Подумав недолго, Топилин решил, что такой поворот его, пожалуй, устроит. В конце концов, не для того ли и затевался маскарад? Спрятаться от самого себя, от самого себя отвлечься… Побыть усопшим? Почему бы и нет? Здесь его считают живым. К тому же их многое сближает.
– Мне тебя видно, когда ты в сортир идешь. Это ж на мою сторону… Смотрю, думаю: надо бы познакомиться. Всё откладывал. Думал, как прийти, чё сказать.
– Зря думал. Просто пришел бы.
– Да о то ж…
Нужно было решить, какого именно Сергея разыграть перед Колей. Реальный Сергей – дачник-неудачник был исключен сходу. Перед ним был самый натуральный дембель, уже дождавшийся приказа министра обороны об увольнении в запас и доживающий в армии последние месяцы. А представить служивому неудачника – все равно что войти с женским макияжем в футбольный бар. Без пяти минут дембелем, правда, Коля совсем не смотрелся: никакой отвязности, весь в сомнениях, как новобранец.
Конюшенное хозяйство освещалось электричеством от хрипатого дизеля, запертого в тесный бетонный короб. На двери красовался значок-трилистник «Осторожно, радиация!». За дизельной высились две кучи, угольная и навозная.
Коня звали Ятаган. Коля величал его Яшкой.
– Только хозяйка запрещает его Яшкой звать.
– Почему?
– Хрен ее знает. Антисемитка, что ли? А вообще, Юля дура больная. Между нами говоря.
И Коля завел долгий рассказ о том, сколь много претерпевает он от Юли.
– Если, к примеру, стремя плохо держал, когда подсаживал, она может и по спине хлыстом зафигачить. Нервная, бля. На прошлой неделе приехал на нем к столовой без подхвостного мешка, он посрал, а Юля из окна заметила – командиру нажаловалась.
Так и закончилась, щелчками хлыста и подхвостным мешком, сказка о волшебной наезднице, что будоражит осеннюю натуру стремительным гулким галопом. Четырежды в неделю. В ветер и в дождь.
Бутылка «Remy Martin», распитая из армейских болотного цвета кружек, сделала их друзьями.
Сергей сочинился сам собой.
Синяк сошел не до конца – желтел широкий развод под глазом, и нужно было объяснить его происхождение. На подоконнике лежала резиновая полицейская дубинка. Глядя на нее, Топилин вспомнил, как однажды стал свидетелем разгона пикета любореченских несогласных возле Дворца спорта. Это место, как узнал в тот день Топилин, специально было отведено для митингов молодых, да борзых: тихий центр, вокруг позднесоветские девятиэтажки, начавшие когда-то вытеснять частный сектор, но остановившиеся на полпути.
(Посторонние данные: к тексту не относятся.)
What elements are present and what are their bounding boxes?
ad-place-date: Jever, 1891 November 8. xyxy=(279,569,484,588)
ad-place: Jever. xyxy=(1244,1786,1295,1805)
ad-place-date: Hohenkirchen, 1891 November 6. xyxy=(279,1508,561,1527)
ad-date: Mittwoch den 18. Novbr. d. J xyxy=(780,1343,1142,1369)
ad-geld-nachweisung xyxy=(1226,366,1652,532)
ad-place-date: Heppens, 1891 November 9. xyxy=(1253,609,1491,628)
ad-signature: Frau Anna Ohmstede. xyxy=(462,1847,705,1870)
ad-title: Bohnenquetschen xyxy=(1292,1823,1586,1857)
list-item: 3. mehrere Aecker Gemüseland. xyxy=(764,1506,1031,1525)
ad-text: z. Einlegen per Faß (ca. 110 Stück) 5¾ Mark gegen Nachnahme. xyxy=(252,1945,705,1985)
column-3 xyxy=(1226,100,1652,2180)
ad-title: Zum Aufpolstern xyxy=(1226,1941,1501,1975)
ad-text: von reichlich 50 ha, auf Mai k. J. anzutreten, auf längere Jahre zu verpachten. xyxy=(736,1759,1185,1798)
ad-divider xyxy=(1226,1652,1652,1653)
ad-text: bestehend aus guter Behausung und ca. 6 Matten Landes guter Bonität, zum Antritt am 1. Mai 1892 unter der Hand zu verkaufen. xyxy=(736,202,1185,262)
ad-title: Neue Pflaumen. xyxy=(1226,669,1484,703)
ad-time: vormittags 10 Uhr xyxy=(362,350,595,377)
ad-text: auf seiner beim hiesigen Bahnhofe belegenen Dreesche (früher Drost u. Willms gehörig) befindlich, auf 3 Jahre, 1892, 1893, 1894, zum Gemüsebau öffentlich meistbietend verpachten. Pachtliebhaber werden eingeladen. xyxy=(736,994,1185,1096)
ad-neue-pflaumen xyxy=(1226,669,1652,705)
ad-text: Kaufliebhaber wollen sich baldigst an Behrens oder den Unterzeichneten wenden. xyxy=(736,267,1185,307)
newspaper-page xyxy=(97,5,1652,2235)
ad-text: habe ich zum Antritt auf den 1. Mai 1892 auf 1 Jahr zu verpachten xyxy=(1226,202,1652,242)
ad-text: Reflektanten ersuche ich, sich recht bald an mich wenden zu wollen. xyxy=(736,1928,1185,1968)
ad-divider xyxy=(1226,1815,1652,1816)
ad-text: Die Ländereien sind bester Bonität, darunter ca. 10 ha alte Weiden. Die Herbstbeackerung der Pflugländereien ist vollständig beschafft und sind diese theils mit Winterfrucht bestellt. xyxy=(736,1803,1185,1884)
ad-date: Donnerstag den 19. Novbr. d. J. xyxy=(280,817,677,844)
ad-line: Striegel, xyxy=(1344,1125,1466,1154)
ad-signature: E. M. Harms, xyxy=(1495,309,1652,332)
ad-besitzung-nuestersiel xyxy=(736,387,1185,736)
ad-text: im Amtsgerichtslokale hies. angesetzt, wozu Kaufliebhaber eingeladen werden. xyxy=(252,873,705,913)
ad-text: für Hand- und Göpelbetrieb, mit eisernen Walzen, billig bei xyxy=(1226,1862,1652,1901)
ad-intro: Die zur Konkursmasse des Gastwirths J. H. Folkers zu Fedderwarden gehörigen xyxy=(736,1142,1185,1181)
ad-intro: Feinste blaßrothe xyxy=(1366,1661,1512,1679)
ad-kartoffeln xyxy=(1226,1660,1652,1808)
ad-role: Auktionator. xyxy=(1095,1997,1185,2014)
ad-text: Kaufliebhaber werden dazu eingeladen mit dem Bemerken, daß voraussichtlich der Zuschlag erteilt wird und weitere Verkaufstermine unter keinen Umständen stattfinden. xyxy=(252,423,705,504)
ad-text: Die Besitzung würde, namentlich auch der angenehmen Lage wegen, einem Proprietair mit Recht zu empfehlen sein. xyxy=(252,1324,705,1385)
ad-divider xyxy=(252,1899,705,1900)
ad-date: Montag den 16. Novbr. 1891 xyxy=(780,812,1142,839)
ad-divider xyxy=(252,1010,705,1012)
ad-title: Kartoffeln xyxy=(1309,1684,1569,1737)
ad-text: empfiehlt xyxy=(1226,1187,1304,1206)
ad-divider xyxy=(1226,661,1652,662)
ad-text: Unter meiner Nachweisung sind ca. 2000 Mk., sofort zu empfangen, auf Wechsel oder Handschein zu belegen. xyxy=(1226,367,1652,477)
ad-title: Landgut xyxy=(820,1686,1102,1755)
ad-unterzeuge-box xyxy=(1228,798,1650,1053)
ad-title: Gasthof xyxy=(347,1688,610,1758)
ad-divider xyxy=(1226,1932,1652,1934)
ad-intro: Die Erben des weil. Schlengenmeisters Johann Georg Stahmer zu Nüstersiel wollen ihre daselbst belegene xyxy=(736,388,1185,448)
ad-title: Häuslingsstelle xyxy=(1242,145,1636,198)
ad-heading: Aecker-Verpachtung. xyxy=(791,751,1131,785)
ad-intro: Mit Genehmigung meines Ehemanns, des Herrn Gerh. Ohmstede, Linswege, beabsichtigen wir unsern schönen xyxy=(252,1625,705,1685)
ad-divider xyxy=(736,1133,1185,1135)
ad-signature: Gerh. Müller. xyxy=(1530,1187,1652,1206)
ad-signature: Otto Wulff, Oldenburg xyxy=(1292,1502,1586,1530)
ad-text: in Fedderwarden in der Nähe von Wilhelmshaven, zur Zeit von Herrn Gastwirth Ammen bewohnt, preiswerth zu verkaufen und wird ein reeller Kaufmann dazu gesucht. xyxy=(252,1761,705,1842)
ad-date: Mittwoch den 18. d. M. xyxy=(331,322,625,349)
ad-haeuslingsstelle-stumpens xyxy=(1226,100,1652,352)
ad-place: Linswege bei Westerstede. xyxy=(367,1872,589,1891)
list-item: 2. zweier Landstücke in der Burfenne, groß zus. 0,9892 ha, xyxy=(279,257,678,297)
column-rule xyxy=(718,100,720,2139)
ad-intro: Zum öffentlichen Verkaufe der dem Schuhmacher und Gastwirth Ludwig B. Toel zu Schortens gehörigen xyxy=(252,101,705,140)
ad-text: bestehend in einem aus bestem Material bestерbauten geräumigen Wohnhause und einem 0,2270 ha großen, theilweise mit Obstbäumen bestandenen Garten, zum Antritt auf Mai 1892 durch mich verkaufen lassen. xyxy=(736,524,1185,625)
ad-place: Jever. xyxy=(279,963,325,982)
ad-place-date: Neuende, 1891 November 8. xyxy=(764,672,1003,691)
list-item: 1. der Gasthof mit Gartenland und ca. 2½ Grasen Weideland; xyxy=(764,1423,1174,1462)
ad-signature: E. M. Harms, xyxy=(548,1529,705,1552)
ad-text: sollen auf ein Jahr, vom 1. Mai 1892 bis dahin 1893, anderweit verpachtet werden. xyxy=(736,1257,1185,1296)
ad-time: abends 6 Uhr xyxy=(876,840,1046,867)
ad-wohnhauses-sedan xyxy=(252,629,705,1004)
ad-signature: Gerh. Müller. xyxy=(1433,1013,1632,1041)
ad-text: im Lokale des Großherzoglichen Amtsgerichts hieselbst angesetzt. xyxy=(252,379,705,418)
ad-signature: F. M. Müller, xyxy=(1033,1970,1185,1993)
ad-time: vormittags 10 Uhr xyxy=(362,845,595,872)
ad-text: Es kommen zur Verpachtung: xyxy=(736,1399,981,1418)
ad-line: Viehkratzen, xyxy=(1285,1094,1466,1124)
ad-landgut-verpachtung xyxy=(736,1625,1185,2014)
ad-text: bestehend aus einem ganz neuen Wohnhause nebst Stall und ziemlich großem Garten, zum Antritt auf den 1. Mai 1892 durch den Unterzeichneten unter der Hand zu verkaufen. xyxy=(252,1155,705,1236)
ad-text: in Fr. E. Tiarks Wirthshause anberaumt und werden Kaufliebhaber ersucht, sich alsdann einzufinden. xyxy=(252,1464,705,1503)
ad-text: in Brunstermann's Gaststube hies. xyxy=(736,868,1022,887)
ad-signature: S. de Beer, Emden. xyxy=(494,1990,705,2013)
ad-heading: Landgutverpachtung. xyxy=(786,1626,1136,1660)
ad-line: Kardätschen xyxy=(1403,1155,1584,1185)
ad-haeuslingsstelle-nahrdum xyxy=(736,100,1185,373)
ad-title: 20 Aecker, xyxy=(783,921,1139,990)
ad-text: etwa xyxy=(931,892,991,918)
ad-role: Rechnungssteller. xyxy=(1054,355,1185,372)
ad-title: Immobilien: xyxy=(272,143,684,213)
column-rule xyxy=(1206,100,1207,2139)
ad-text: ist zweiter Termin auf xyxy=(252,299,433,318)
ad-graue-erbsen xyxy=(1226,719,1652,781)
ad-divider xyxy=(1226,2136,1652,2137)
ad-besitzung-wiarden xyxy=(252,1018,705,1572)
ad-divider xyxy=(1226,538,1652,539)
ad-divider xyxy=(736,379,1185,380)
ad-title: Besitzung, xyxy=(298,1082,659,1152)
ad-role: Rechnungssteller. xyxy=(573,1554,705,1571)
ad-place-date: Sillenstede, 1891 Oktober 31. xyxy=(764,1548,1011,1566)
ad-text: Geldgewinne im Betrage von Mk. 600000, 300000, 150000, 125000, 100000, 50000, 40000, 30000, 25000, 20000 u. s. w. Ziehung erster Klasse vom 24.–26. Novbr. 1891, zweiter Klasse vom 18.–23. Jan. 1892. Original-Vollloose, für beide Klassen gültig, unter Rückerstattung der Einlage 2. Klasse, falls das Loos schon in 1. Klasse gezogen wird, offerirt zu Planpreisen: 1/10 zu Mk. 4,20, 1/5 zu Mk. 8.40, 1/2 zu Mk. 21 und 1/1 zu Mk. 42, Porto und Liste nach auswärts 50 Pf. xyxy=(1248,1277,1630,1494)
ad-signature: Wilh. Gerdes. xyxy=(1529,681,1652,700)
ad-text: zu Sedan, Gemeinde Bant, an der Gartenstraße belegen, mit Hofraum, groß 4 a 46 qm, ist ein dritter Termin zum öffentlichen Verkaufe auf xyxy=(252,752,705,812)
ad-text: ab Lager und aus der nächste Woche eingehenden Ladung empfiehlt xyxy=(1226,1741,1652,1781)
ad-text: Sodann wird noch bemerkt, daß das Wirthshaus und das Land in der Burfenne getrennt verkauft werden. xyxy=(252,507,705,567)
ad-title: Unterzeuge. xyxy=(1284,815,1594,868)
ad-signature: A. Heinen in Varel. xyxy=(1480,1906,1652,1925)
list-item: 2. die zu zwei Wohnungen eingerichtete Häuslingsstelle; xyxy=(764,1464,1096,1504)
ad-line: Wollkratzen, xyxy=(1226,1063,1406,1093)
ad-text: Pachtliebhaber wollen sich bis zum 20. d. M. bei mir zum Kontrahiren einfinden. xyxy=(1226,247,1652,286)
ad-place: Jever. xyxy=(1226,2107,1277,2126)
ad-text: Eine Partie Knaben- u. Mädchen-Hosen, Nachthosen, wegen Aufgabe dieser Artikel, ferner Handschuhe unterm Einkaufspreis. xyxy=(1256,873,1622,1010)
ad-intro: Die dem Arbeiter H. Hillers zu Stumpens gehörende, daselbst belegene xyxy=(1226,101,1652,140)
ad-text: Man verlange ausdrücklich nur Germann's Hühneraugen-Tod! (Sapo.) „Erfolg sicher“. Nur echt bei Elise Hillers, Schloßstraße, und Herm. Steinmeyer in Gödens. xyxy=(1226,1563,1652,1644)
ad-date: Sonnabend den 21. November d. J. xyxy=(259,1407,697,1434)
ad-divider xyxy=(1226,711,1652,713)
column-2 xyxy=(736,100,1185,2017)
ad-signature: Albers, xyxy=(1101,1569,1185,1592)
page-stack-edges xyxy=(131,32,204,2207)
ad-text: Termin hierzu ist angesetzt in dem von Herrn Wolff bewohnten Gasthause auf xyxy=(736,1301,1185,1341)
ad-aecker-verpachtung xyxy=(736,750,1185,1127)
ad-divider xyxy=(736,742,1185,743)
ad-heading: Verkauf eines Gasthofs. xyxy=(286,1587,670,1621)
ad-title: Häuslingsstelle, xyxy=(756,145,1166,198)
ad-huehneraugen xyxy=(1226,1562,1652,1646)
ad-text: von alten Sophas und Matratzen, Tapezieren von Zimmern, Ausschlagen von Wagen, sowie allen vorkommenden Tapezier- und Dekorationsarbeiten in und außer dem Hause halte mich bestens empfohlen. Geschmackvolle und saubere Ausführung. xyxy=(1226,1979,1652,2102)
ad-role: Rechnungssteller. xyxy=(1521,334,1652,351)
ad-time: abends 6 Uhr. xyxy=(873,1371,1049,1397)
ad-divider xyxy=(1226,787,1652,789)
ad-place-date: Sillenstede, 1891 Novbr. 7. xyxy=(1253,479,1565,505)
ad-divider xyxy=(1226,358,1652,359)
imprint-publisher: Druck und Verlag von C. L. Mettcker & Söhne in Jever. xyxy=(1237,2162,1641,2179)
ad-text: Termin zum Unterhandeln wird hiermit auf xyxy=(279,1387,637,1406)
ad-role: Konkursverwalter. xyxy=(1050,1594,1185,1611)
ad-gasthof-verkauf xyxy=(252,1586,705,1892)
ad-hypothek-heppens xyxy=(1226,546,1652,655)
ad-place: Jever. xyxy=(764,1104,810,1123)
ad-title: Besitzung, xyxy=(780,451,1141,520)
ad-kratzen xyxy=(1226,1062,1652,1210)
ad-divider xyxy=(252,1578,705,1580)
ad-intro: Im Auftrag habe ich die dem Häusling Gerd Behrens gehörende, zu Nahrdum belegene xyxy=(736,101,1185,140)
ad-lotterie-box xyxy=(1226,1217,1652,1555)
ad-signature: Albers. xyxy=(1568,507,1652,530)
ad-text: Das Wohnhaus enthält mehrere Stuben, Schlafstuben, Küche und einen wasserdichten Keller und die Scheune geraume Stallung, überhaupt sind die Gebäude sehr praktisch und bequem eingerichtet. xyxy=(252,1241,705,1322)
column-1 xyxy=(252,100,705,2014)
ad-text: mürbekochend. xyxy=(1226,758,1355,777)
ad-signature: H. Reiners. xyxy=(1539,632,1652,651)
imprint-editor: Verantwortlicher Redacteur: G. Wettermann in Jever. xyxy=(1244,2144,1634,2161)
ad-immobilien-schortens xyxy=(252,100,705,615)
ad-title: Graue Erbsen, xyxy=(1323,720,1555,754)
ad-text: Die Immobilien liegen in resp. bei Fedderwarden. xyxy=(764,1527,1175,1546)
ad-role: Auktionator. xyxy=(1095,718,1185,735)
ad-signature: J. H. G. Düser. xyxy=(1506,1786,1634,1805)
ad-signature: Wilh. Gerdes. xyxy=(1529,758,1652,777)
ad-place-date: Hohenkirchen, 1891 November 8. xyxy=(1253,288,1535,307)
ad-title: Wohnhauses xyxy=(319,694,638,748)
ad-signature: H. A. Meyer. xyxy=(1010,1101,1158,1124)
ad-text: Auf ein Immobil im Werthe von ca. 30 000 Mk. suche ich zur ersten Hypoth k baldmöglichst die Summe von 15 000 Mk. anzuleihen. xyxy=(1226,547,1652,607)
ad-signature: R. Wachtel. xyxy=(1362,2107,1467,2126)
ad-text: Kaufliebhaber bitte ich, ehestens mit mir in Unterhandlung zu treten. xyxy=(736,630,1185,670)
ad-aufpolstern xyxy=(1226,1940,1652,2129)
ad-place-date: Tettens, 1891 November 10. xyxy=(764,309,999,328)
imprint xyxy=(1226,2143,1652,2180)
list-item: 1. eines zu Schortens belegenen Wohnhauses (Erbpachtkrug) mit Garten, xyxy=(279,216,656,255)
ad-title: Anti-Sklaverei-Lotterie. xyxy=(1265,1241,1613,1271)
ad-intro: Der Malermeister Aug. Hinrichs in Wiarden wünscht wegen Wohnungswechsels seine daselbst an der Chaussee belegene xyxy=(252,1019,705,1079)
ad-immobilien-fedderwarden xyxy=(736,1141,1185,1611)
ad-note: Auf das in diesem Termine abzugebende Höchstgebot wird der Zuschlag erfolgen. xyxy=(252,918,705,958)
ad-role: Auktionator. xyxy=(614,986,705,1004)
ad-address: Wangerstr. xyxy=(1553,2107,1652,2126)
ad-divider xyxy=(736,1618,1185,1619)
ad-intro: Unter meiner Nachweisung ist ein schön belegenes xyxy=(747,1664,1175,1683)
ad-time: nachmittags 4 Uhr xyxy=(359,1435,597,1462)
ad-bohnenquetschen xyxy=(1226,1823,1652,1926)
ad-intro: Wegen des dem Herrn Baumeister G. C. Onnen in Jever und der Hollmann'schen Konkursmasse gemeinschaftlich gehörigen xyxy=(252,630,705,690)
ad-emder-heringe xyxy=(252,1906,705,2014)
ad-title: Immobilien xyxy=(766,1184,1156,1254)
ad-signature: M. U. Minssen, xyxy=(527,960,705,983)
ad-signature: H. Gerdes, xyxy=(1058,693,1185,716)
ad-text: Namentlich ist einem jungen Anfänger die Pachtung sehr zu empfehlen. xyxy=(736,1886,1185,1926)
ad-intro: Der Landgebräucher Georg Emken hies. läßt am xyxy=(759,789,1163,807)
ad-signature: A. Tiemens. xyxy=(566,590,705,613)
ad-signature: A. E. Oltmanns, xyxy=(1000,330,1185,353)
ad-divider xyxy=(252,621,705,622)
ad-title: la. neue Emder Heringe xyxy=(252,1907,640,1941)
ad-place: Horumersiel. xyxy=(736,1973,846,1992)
Когда Топилин вывернул с Пантелеевской, несогласную ребятню уже прессовали. Уже волокли в спецавтобус какого-то буйного, спешившего прокричать о свободе слова и гражданском долге. По тротуарам сонного перекрестка как ни в чем не бывало шагали прохожие, за спиной у Топилина остался буднично шумевший проспект. Тем верней приковали его внимание эти странные дети, самоотверженно подставлявшиеся под полицейские дубинки при полном отсутствии зрителей.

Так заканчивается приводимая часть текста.